Maroc : la taxation des géants du numérique pour une économie plus juste

Au Maroc, les géants du web comme Meta, X, Instagram, TikTok ou encore Netflix ne se contentent plus de divertir ou de connecter les utilisateurs. Ces plateformes, devenues des acteurs économiques majeurs à l’échelle mondiale, ont longtemps profité d’un vide fiscal dans le royaume. Mais depuis le 11 juin 2026, cette situation a pris fin avec le lancement par la Direction générale des impôts (DGI) d’une plateforme dédiée à la taxation des services numériques, accessible via le portail SIMPL.

Une économie numérique en plein essor

Selon les données de l’expert BDM, les réseaux sociaux captent désormais plus de 36,5 % du temps passé en ligne au Maroc. Leur modèle économique repose principalement sur la publicité, qui génère environ 85 % de leurs revenus. À l’échelle internationale, 90 % des entreprises exploitent ces canaux pour booster leur visibilité, tandis que le marché du marketing d’influence, boosté par des taux d’engagement élevés, a atteint 16,4 milliards de dollars dès 2022.

Le Maroc n’est pas en reste : avec 23,8 millions d’utilisateurs de réseaux sociaux, soit 63,4 % de sa population, le pays est pleinement intégré à cette dynamique. En 2022, YouTube comptait 21,5 millions d’utilisateurs et TikTok près de 6 millions d’utilisateurs majeurs. Mohcine Benachir, directeur général de Prestige Informatique, souligne que cette économie numérique est devenue un pilier pour les entreprises locales : « Le budget digital représente désormais près de 17 % des investissements marketing des entreprises marocaines », selon l’étude Digital Trends Morocco 2024.
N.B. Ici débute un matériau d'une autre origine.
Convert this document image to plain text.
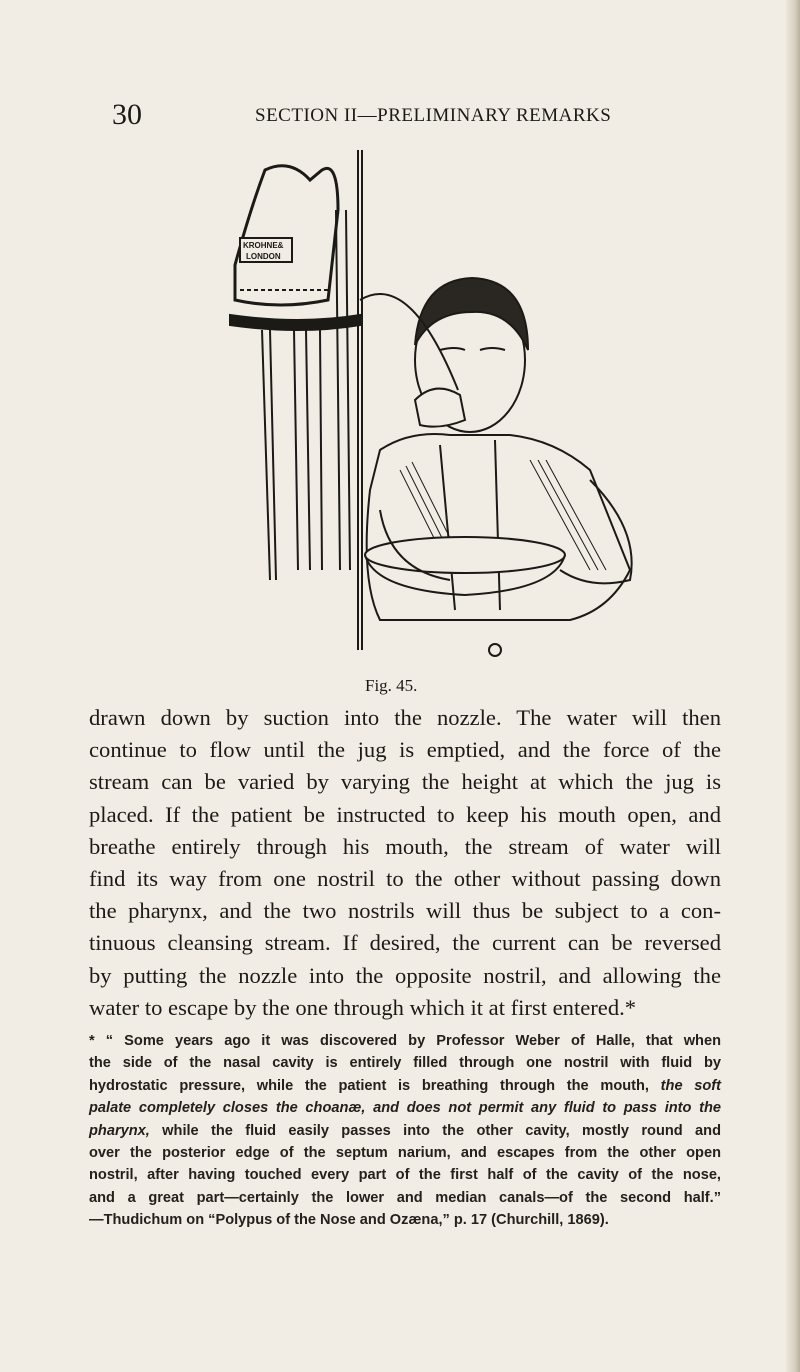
30	SECTION II—PRELIMINARY REMARKS
KROHNE&
LONDON
Fig. 45.
drawn down by suction into the nozzle. The water will then
continue to flow until the jug is emptied, and the force of the
stream can be varied by varying the height at which the jug is
placed. If the patient be instructed to keep his mouth open, and
breathe entirely through his mouth, the stream of water will
find its way from one nostril to the other without passing down
the pharynx, and the two nostrils will thus be subject to a con-
tinuous cleansing stream. If desired, the current can be reversed
by putting the nozzle into the opposite nostril, and allowing the
water to escape by the one through which it at first entered.*
* “ Some years ago it was discovered by Professor Weber of Halle, that when
the side of the nasal cavity is entirely filled through one nostril with fluid by
hydrostatic pressure, while the patient is breathing through the mouth, the soft
palate completely closes the choanæ, and does not permit any fluid to pass into the
pharynx, while the fluid easily passes into the other cavity, mostly round and
over the posterior edge of the septum narium, and escapes from the other open
nostril, after having touched every part of the first half of the cavity of the nose,
and a great part—certainly the lower and median canals—of the second half.”
—Thudichum on “Polypus of the Nose and Ozæna,” p. 17 (Churchill, 1869).
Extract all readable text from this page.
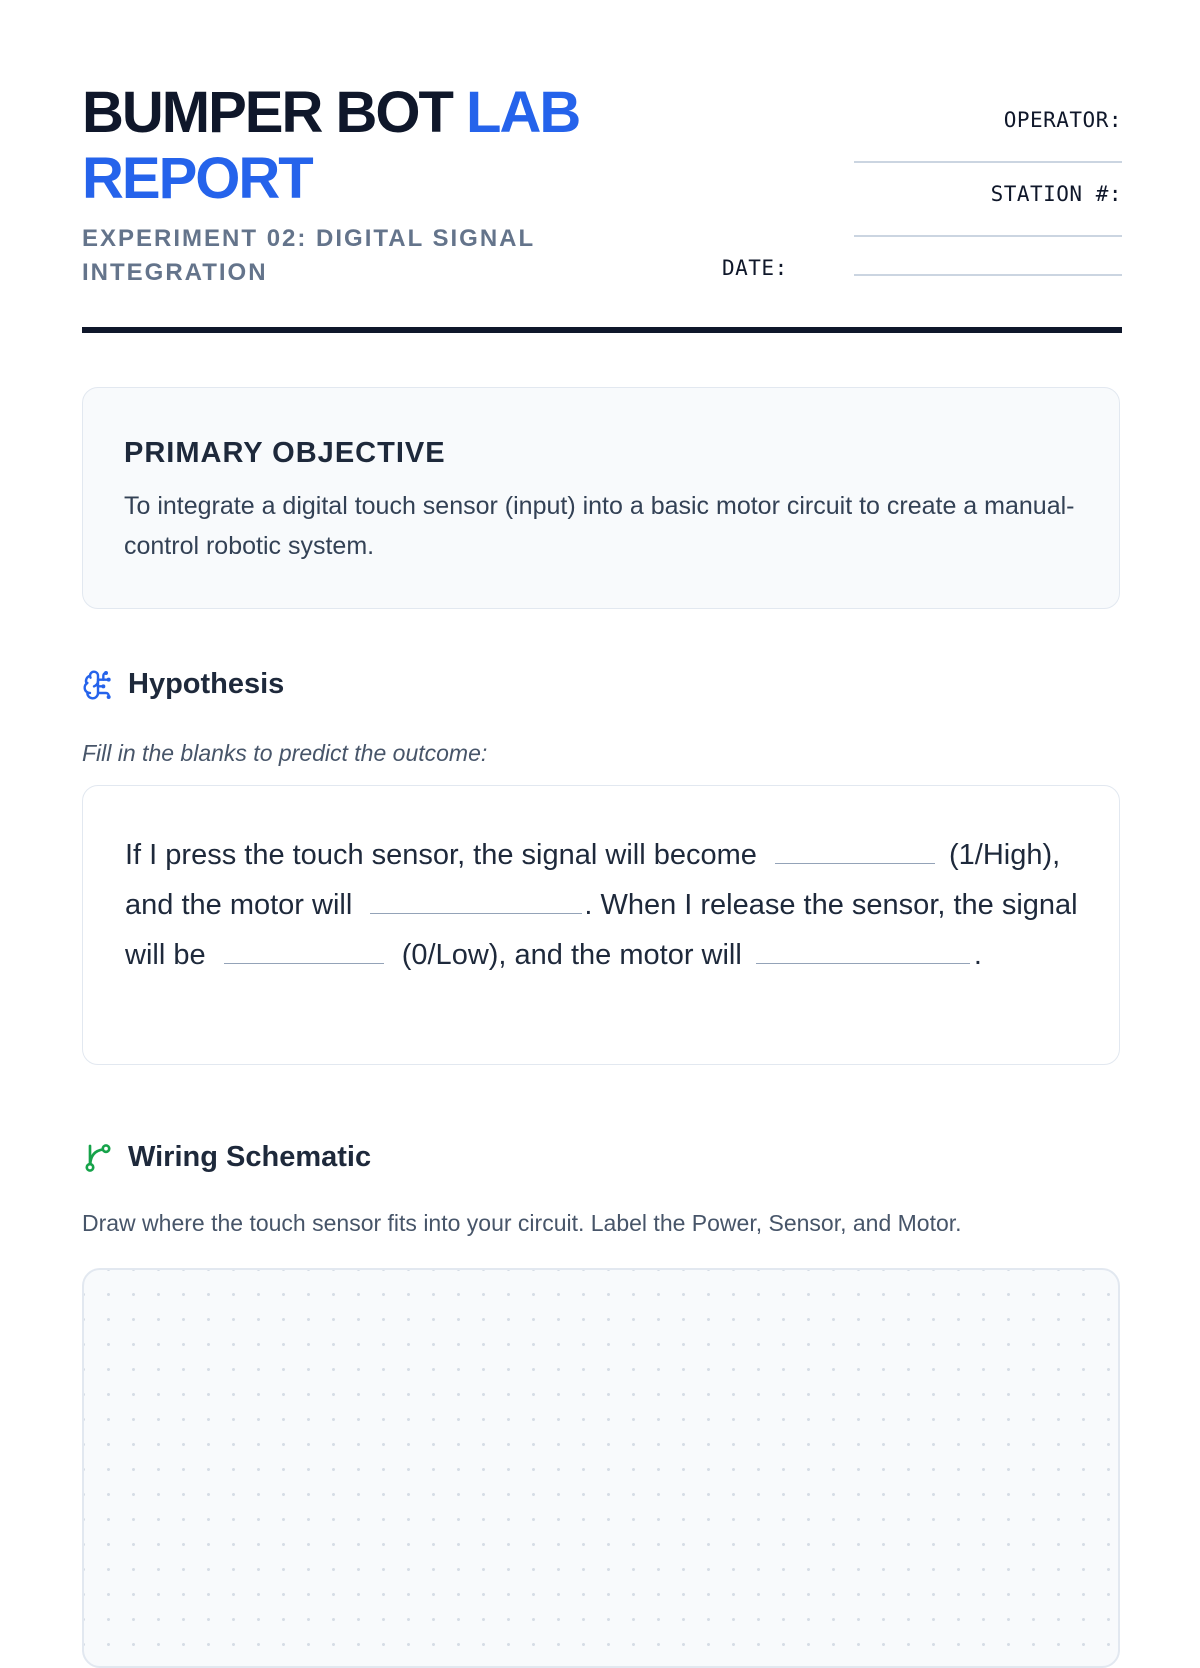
BUMPER BOT LAB REPORT

EXPERIMENT 02: DIGITAL SIGNAL INTEGRATION

OPERATOR:
STATION #:
DATE:
PRIMARY OBJECTIVE

To integrate a digital touch sensor (input) into a basic motor circuit to create a manual-control robotic system.

Hypothesis
Fill in the blanks to predict the outcome:

If I press the touch sensor, the signal will become	(1/High), and the motor will	. When I release the sensor, the signal will be	(0/Low), and the motor will	.

Wiring Schematic
Draw where the touch sensor fits into your circuit. Label the Power, Sensor, and Motor.
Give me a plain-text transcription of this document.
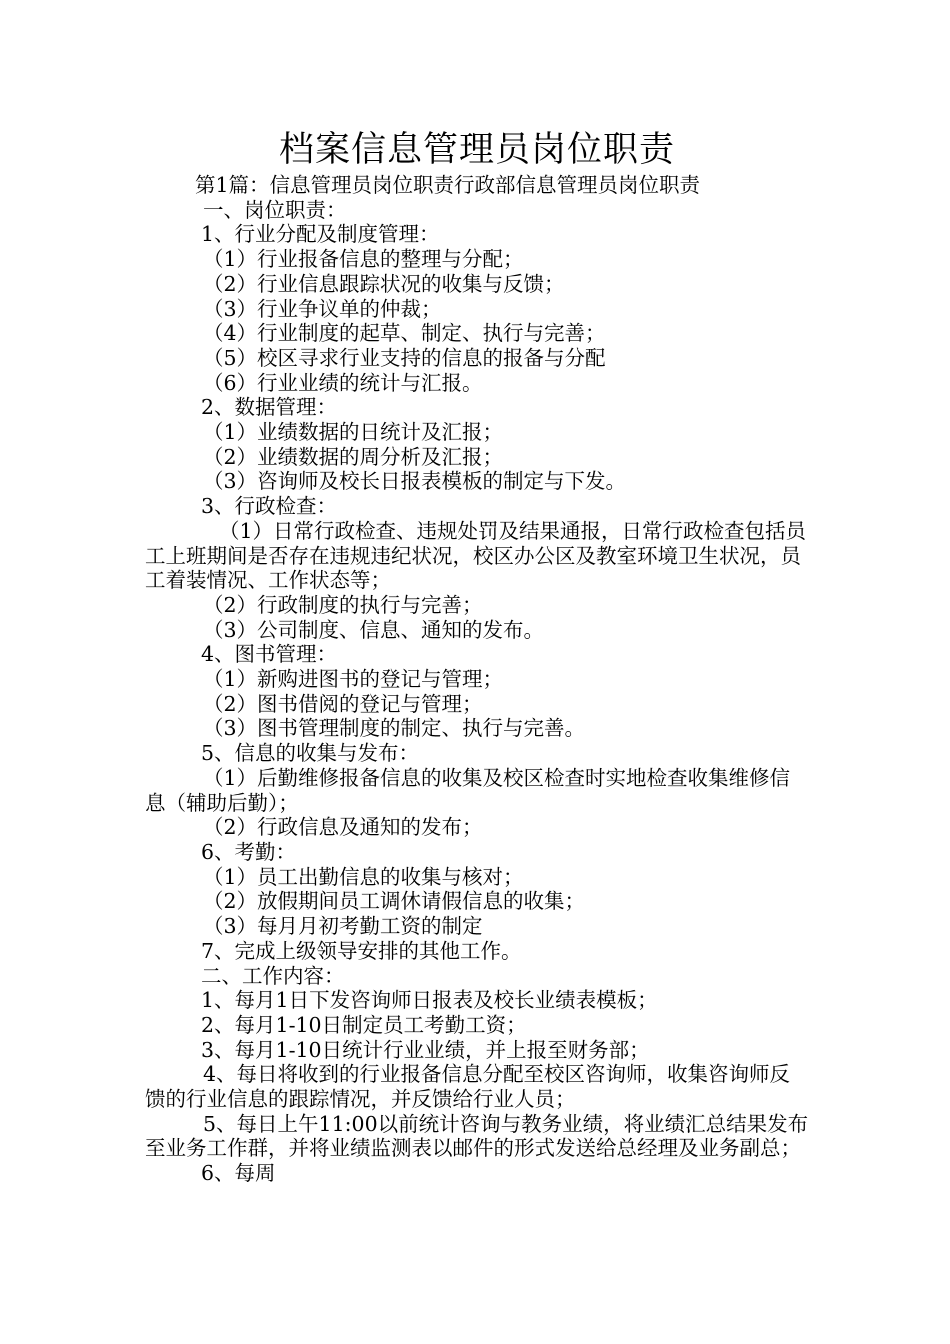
档案信息管理员岗位职责

第1篇：信息管理员岗位职责行政部信息管理员岗位职责

一、岗位职责：

1、行业分配及制度管理：

（1）行业报备信息的整理与分配；

（2）行业信息跟踪状况的收集与反馈；

（3）行业争议单的仲裁；

（4）行业制度的起草、制定、执行与完善；

（5）校区寻求行业支持的信息的报备与分配

（6）行业业绩的统计与汇报。

2、数据管理：

（1）业绩数据的日统计及汇报；

（2）业绩数据的周分析及汇报；

（3）咨询师及校长日报表模板的制定与下发。

3、行政检查：

（1）日常行政检查、违规处罚及结果通报，日常行政检查包括员工上班期间是否存在违规违纪状况，校区办公区及教室环境卫生状况，员工着装情况、工作状态等；

（2）行政制度的执行与完善；

（3）公司制度、信息、通知的发布。

4、图书管理：

（1）新购进图书的登记与管理；

（2）图书借阅的登记与管理；

（3）图书管理制度的制定、执行与完善。

5、信息的收集与发布：

（1）后勤维修报备信息的收集及校区检查时实地检查收集维修信息（辅助后勤）；

（2）行政信息及通知的发布；

6、考勤：

（1）员工出勤信息的收集与核对；

（2）放假期间员工调休请假信息的收集；

（3）每月月初考勤工资的制定

7、完成上级领导安排的其他工作。

二、工作内容：

1、每月1日下发咨询师日报表及校长业绩表模板；

2、每月1-10日制定员工考勤工资；

3、每月1-10日统计行业业绩，并上报至财务部；

4、每日将收到的行业报备信息分配至校区咨询师，收集咨询师反馈的行业信息的跟踪情况，并反馈给行业人员；

5、每日上午11:00以前统计咨询与教务业绩，将业绩汇总结果发布至业务工作群，并将业绩监测表以邮件的形式发送给总经理及业务副总；

6、每周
Un déséquilibre fiscal à corriger

Pourtant, cette manne financière échappait jusqu’ici à l’économie marocaine. Des géants comme Google et Facebook captent entre 60 et 70 % du marché de la publicité en ligne au Maroc sans y payer d’impôts, leurs sièges sociaux étant situés à l’étranger. Ce système entraîne une fuite de devises, car les annonceurs locaux rémunèrent ces multinationales en monnaie étrangère sans bénéfice pour le pays. Face à cette inégalité, des professionnels comme Mounir Jazouli, ancien président du Groupement des annonceurs du Maroc (GAM), plaident depuis des années pour une mutualisation des forces des éditeurs nationaux. Leur objectif : proposer des alternatives technologiques compétitives et repenser les modèles économiques.

Une réforme fiscale alignée sur les standards internationaux

Le nouveau dispositif, encadré par le décret n° 2-25-862 publié en décembre 2025, impose désormais aux fournisseurs étrangers de services numériques de s’inscrire auprès de la DGI. Ils doivent obtenir un identifiant fiscal, déclarer trimestriellement leur chiffre d’affaires réalisé au Maroc et payer la TVA correspondante. En adoptant cette mesure, le Maroc rejoint la trentaine de pays appliquant ces standards, conformément aux recommandations de l’OCDE (plan BEPS) et aux pratiques de l’Union européenne, comme l’explique Ouassim Driouchi, associé Télécoms et Innovation chez BearingPoint.

Selon lui, les recettes fiscales pourraient s’élever entre 500 millions et 1 milliard de dirhams. Mais l’enjeu principal reste la correction d’une asymétrie concurrentielle : les startups et médias locaux, taxés dès le premier dirham, subissaient un désavantage de 20 % face à des géants bénéficiant d’une fiscalité avantageuse.

Une modernisation nécessaire de l’administration

Cette réforme touche également à la souveraineté économique et à la protection des données. Cependant, son succès dépendra de la capacité de l’administration à se moderniser. Ouassim Driouchi met en garde : « L’application de la loi exige une infrastructure technologique avancée, capable de croiser en temps réel les adresses IP, les préfixes téléphoniques et les données bancaires pour localiser précisément la consommation ».

Si cette transition ouvre la voie à une administration fiscale 4.0, elle nécessite une mobilisation continue des acteurs économiques locaux pour rééquilibrer le marché face à des multinationales aux ressources juridiques et financières colossales.